The mind is not privy to deep sleep. Deep sleep and mind are mutually exclusive and the absence of the mind is what makes it deep sleep. But without the mind, we have no way of learning anything about anything. If you are caught in this paradox of the mind’s claim that deep sleep is an absolute nothingness versus it being a whole other experience that the mind cannot penetrate to report about, there is a simple, self-evaluation question for you from the great teachers of the Direct Path –
“When you awaken out of the deep sleep you say that you were happy (that you slept deeply and peacefully). How would it be possible to claim this if you had not been aware of that happiness that you experienced during deep sleep?”
Atmananda Krishna Menon
Some of the mind-blowing answers in life come in transparent packaging.
When we wake up from a deep sleep we know intuitively that we slept peacefully. We don’t have to verify it with the mind’s inference tools like ambient lighting or the hands on a clock to confirm, but the visceral satisfaction with which we woke up is sufficient to inform us of undisturbed, blissful sleep. It is the reason why we would give anything for a good night’s sleep because we are able to intuit that deep sleep is pure joy. If we believe the mind’s claim that deep sleep is nothingness, we would dread falling asleep for we wouldn’t want to knowingly walk into an unperceivable abyss every night. Even though we cannot remember the period of deep sleep as a memory, we are ‘aware’ of it as an experience, even if only vaguely.
This self-evaluation begs the question of what else is present within our experience that we unwittingly overlook because of the mind’s propensity to skim past hard questions.

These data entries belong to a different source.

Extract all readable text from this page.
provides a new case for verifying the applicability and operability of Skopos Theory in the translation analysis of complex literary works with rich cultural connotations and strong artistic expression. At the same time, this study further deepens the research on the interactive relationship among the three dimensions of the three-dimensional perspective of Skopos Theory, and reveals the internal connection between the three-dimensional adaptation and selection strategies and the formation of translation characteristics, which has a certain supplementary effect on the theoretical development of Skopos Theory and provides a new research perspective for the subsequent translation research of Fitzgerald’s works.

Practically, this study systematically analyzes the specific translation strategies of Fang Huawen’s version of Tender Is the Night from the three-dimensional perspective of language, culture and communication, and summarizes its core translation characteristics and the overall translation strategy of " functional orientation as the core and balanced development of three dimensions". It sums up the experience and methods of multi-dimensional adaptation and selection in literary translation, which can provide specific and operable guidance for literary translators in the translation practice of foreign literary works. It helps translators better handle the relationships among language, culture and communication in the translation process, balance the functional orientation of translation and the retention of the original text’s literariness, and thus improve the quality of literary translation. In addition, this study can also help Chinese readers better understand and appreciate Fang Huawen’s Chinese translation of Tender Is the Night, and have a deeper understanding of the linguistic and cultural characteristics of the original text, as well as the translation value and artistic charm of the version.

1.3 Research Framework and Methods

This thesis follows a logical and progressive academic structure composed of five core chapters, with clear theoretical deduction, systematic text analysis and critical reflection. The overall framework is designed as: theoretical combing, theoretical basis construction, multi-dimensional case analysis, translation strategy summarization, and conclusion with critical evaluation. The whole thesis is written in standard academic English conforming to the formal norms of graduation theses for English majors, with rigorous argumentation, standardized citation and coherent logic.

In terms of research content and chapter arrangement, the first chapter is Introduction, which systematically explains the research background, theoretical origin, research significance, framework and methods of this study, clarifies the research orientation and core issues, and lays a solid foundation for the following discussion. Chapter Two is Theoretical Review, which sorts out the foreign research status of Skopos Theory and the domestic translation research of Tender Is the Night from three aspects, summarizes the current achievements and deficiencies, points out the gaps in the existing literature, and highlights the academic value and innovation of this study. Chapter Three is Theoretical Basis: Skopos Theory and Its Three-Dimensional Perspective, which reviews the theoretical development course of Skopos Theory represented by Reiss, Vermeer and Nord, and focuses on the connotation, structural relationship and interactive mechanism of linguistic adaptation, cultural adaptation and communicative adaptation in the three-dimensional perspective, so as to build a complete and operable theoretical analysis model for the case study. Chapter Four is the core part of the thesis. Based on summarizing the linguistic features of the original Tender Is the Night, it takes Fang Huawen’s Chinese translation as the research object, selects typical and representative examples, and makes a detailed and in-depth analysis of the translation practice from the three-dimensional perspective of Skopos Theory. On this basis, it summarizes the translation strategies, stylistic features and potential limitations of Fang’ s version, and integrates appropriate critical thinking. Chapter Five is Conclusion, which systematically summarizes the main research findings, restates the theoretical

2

“Time, in the waking and dreaming states, is an illusion. In deep sleep, it is a presumption.”
Rupert Spira
We always find that the moment of falling into a deep sleep and the moment of waking up seem to occur immediately following one another. The mind upon recollection will say there was a considerable stretch of time between those two points but deep sleep in our direct experience feels timeless. But this timelessness is not limited to deep sleep alone. Calling it ‘deep sleep’ may have misrepresented it as a nightly appearance but it is actually more than that. The timelessness of deep sleep is the backdrop of every moment of our reality. It is present after the end of a thought and before the beginning of the next, even if infinitesimally small. This gap is what makes one thought different from the next, one perception separate from the other, because if not for the gap, we will be living a single everlasting thought for all of our life. It is the pause between the breath that goes in and the breath that comes out. It is the silence between the musical notes where our appreciation for the art takes place. It is the quietness before expression in which understanding happens.
The timelessness of deep sleep is the Awareness with which we live every moment of our reality. It is not a periodic phenomenon that interjects itself between activities of the mind, rather it is the continuous backdrop upon which activities of the mind come and go. It is not a nightly peculiarity that eludes our reach, but an everlasting experience infused within our every moment.
It is easy to spot this timelessness and it is waiting to blow our minds away if we can still ourselves long enough to notice it.
“Awareness is not to be found in the gaps between objects; rather, objects are imagined in the apparent gaps in the ever-present, infinite reality of pure awareness.”